Elles sont exposées au musée de la Médecine à Erasme depuis une dizaine d’années : deux momies de bébés précolombiens sont préservées dans une vitrine de la collection consacrée à la médecine des civilisations précédant l’arrivée des Européens sur le continent américain.
L’une est Inca, de l’empire qui s’étendait le long de la partie occidentale de l’Amérique du Sud du 13e siècle à la conquête des Espagnols en 1532. L’autre est Chancay, une civilisation qui s’est développée au nord de Lima au Pérou entre 1200 et 1470.
C’est à peu près tout ce que le musée de la Médecine savait de ces momies avant qu’une jeune étudiante en histoire de l’art et archéologie venue de l’ULB ne soit intriguée par ces bébés.
Des momies intrigantes
Anissa Ouzeroual, étudiante en dernière année, souhaitait consacrer son mémoire à des restes humains. Lors d’une visite au musée de la Médecine, elle découvre les momies : "Quand je les ai vues, je me suis dit, ce sont elles. J’ai trouvé que c’était impressionnant, j’avais envie de découvrir et de percer le mystère derrière ces deux bébés momies. D’en connaître plus sur leur vie et les communautés andines. C’est aussi leur permettre de retrouver une identité", nous explique-t-elle.

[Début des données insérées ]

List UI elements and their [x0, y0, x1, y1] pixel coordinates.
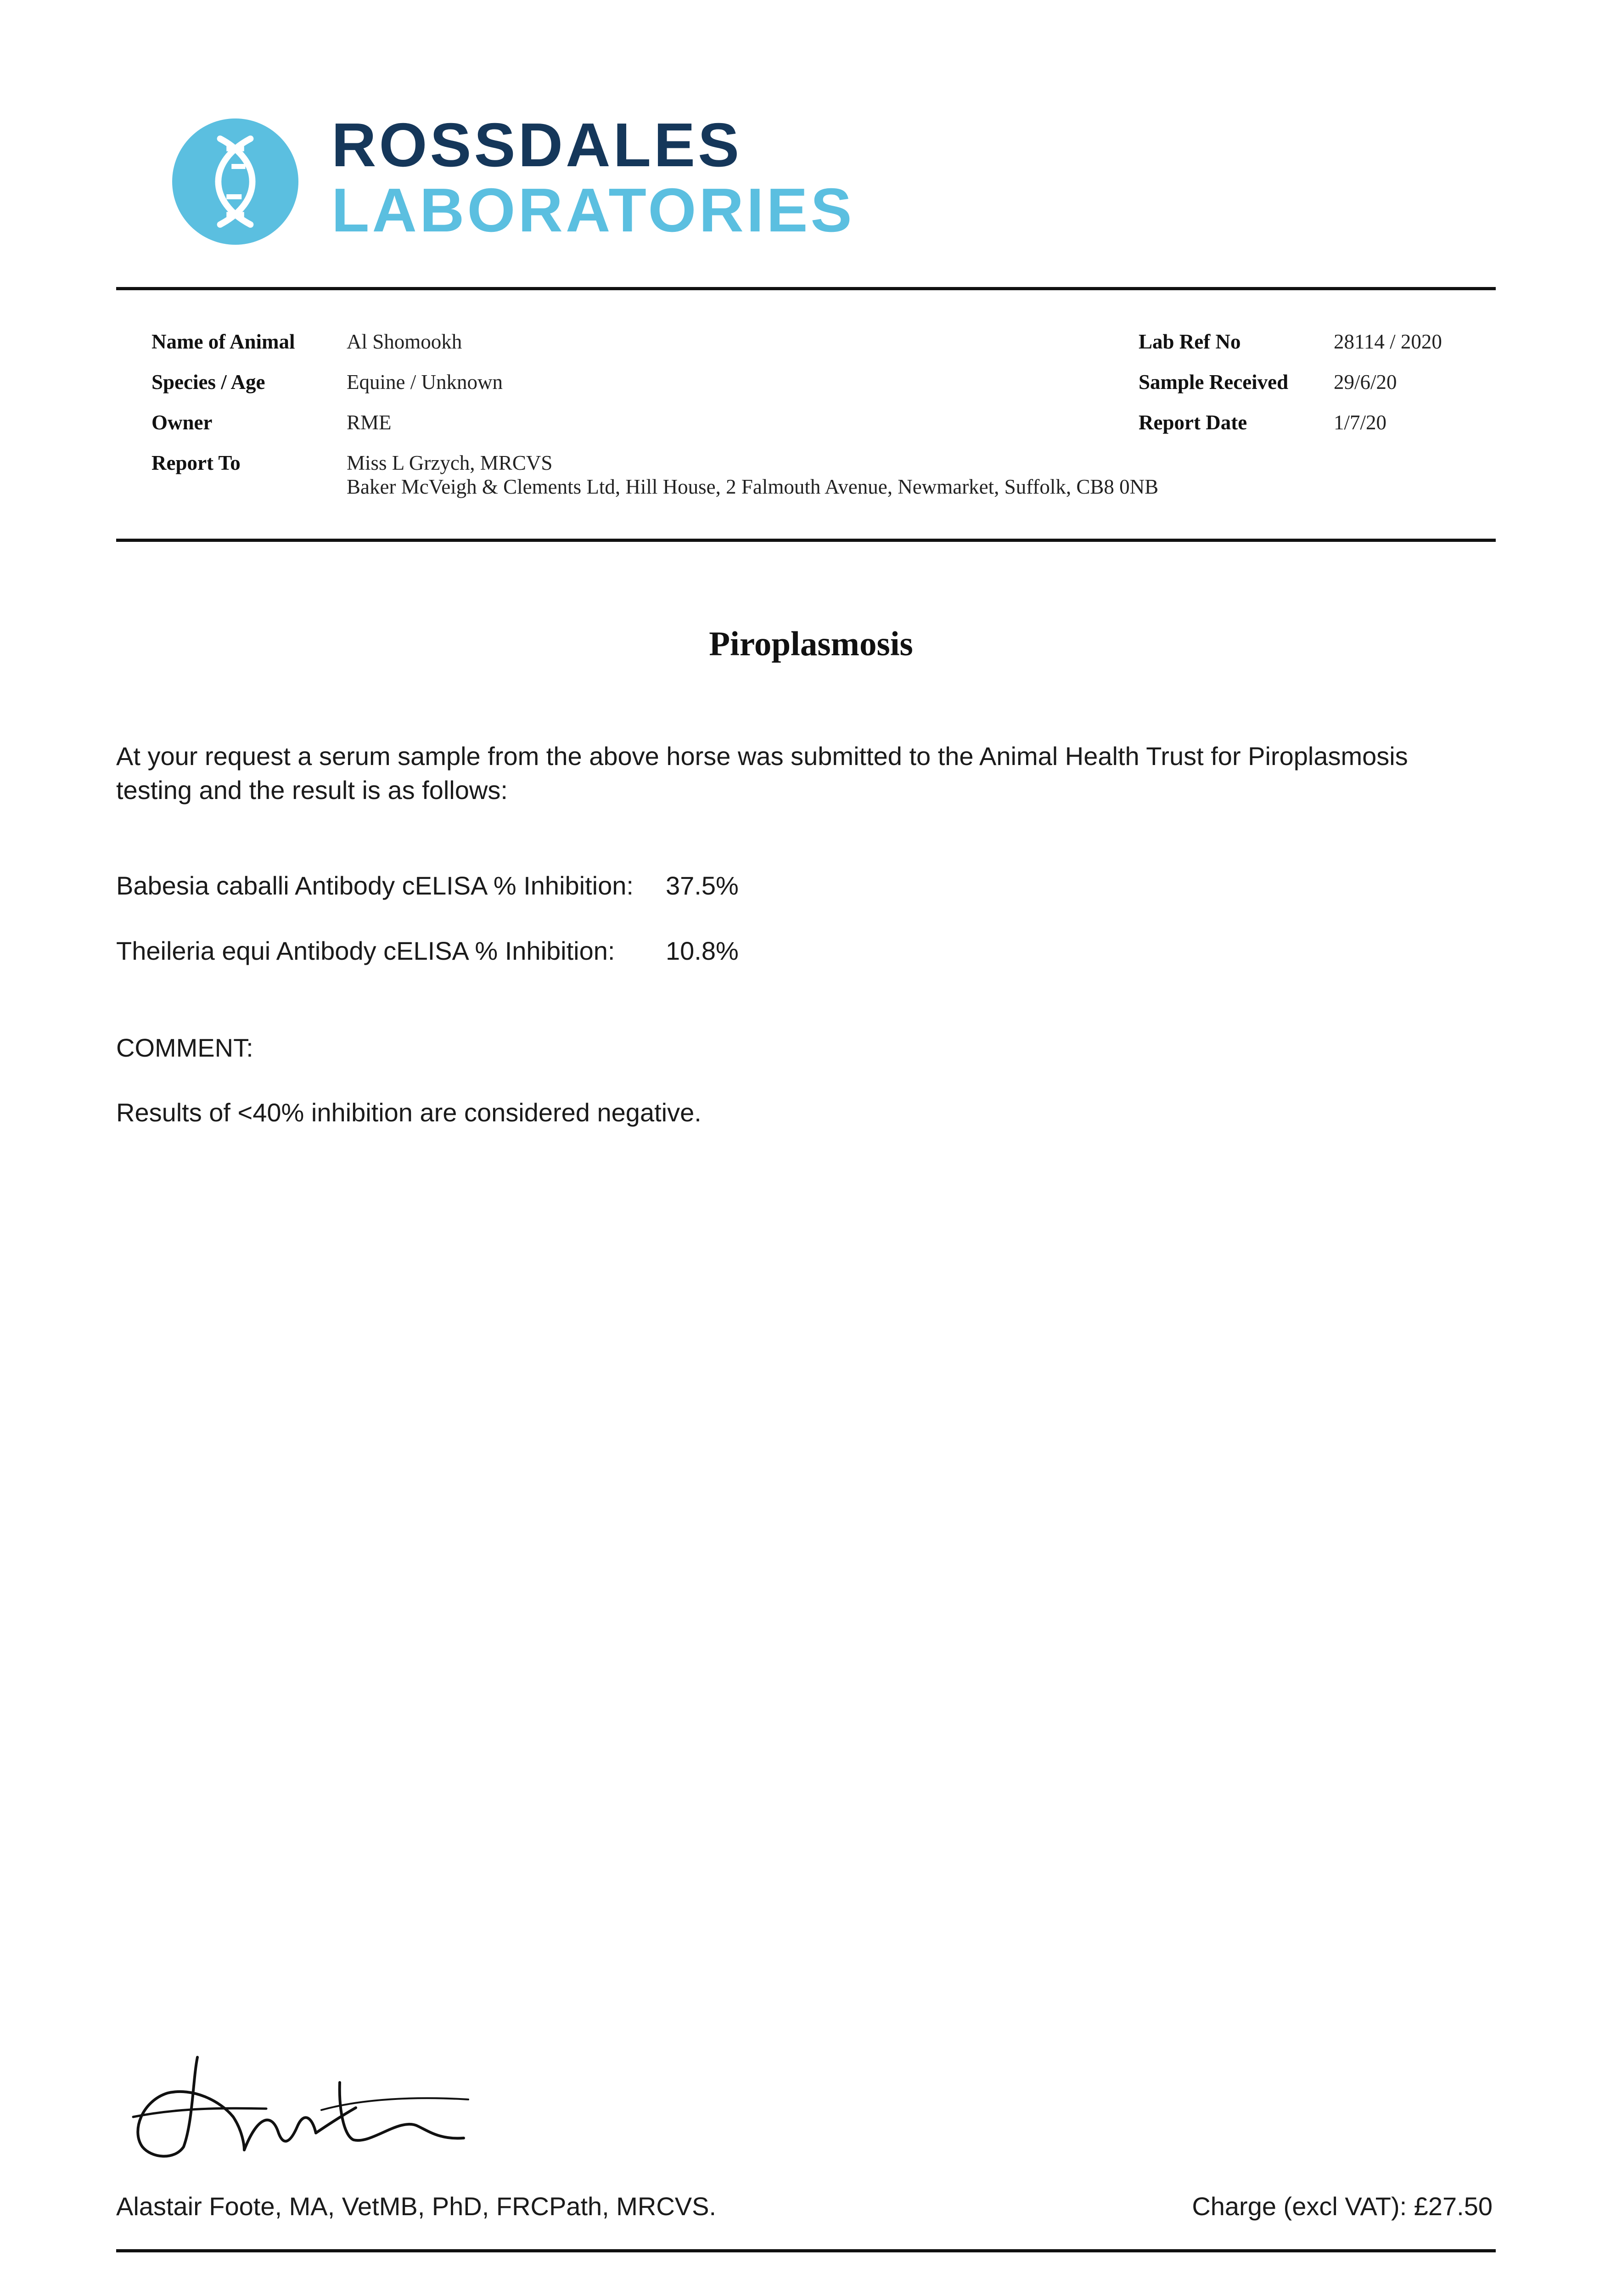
owner-value: RME	[347, 411, 392, 434]
name-of-animal-label: Name of Animal	[152, 330, 295, 353]
signatory-name: Alastair Foote, MA, VetMB, PhD, FRCPath, MRCVS.	[116, 2192, 717, 2221]
dna-helix-icon	[172, 118, 298, 245]
lab-ref-value: 28114 / 2020	[1334, 330, 1442, 353]
report-to-address: Baker McVeigh & Clements Ltd, Hill House, 2 Falmouth Avenue, Newmarket, Suffolk, CB8 0NB	[347, 475, 1159, 498]
result-value-babesia: 37.5%	[666, 871, 739, 900]
charge-amount: Charge (excl VAT): £27.50	[1192, 2192, 1493, 2221]
sample-received-label: Sample Received	[1139, 371, 1289, 394]
report-to-label: Report To	[152, 451, 241, 474]
brand-name-line1: ROSSDALES	[331, 110, 742, 180]
footer-divider	[116, 2249, 1496, 2252]
species-age-label: Species / Age	[152, 371, 265, 394]
report-title: Piroplasmosis	[709, 625, 913, 663]
name-of-animal-value: Al Shomookh	[347, 330, 462, 353]
sample-received-value: 29/6/20	[1334, 371, 1397, 394]
header-divider	[116, 287, 1496, 290]
result-label-babesia: Babesia caballi Antibody cELISA % Inhibition:	[116, 871, 634, 900]
report-date-value: 1/7/20	[1334, 411, 1387, 434]
intro-line-1: At your request a serum sample from the above horse was submitted to the Animal Health Trust for Piroplasmosis	[116, 742, 1408, 771]
result-label-theileria: Theileria equi Antibody cELISA % Inhibition:	[116, 936, 615, 965]
owner-label: Owner	[152, 411, 213, 434]
comment-text: Results of <40% inhibition are considered negative.	[116, 1098, 702, 1127]
details-divider	[116, 539, 1496, 542]
result-value-theileria: 10.8%	[666, 936, 739, 965]
species-age-value: Equine / Unknown	[347, 371, 503, 394]
intro-line-2: testing and the result is as follows:	[116, 776, 508, 805]
brand-name-line2: LABORATORIES	[331, 175, 855, 245]
comment-heading: COMMENT:	[116, 1033, 253, 1062]
signature	[124, 2048, 473, 2163]
lab-ref-label: Lab Ref No	[1139, 330, 1241, 353]
report-date-label: Report Date	[1139, 411, 1247, 434]
report-to-recipient: Miss L Grzych, MRCVS	[347, 451, 553, 474]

Rapidement, toute une équipe se met en place pour aider l’étudiante et tenter d’en savoir plus sur les momies. Il faut dire que de si petits enfants sont rares et de nombreux spécialistes sont à leur tour intrigués par leur histoire.
Nous ne pouvions pas prélever des échantillons d’os.
Grâce à ses professeurs, c’est d’abord à l’IRPA, l’Institut royal du patrimoine artistique, qu’Anissa Ouzeroual trouvera de l’aide. Le laboratoire carbone 14 l’aidera dans un premier temps à préciser l’époque à laquelle les bébés ont vécu.
"Nous ne pouvions pas prélever des échantillons d’os, précise Gaia Ligovitch, chimiste à l’IRPA. Alors nous avons opté pour la peau et les cheveux. Nous avons prélevé de petits échantillons qui ont été prétraités au laboratoire pendant trois à quatre jours avant d’être analysés au spectromètre de masse".
Les résultats tombent : la momie Inca date du 13e siècle, la momie Chancay du 16e. D’autres analyses permettent d’affirmer qu’il s’agit de deux petits garçons, que l’Inca était âgé de moins de trois mois et avait un régime alimentaire herbivore via le lait maternel de sa mère. Le bébé Chancay était lui âgé de trois à six mois et avait plutôt un régime alimentaire carnivore.
Mort naturelle ou sacrificielle ?
Mais ce qui intéresse surtout les scientifiques, c’est l’origine de la mort de ces bébés. Les morts naturelles étaient fréquentes chez les nourrissons, mais les Précolombiens pratiquaient aussi le sacrifice des nouveau-nés.
"Les Précolombiens pensaient qu’il y avait une vie dans l’au-delà, précise le professeur Thierry Appelboom, directeur du musée de la Médecine. Le sacrifice, c’était juste une mauvaise phase à passer et parfois on prenait des bébés avec l’accord de leurs parents. Ils étaient momifiés en offrande aux divinités pour obtenir une guérison ou pour se protéger d’une maladie".
Des ORL au musée
Dans la salle du musée où sont abritées les momies, un beau jour de mai, nous assistons à une opération unique. Deux ORL ont fait le trajet depuis l’hôpital Erasme juste à côté avec du matériel d’endoscopie : un outil permettant d’examiner les cavités du corps à l’aide d’une petite caméra.
Table d’examen, instruments, gants : tout l’attirail des médecins est déployé au cœur du musée pour inspecter les momies. "C’est une demande assez exceptionnelle de faire une endoscopie chez une jeune momie, ça sort vraiment de notre ordinaire", confie Sébastien Carlot, ORL à l’hôpital Erasme.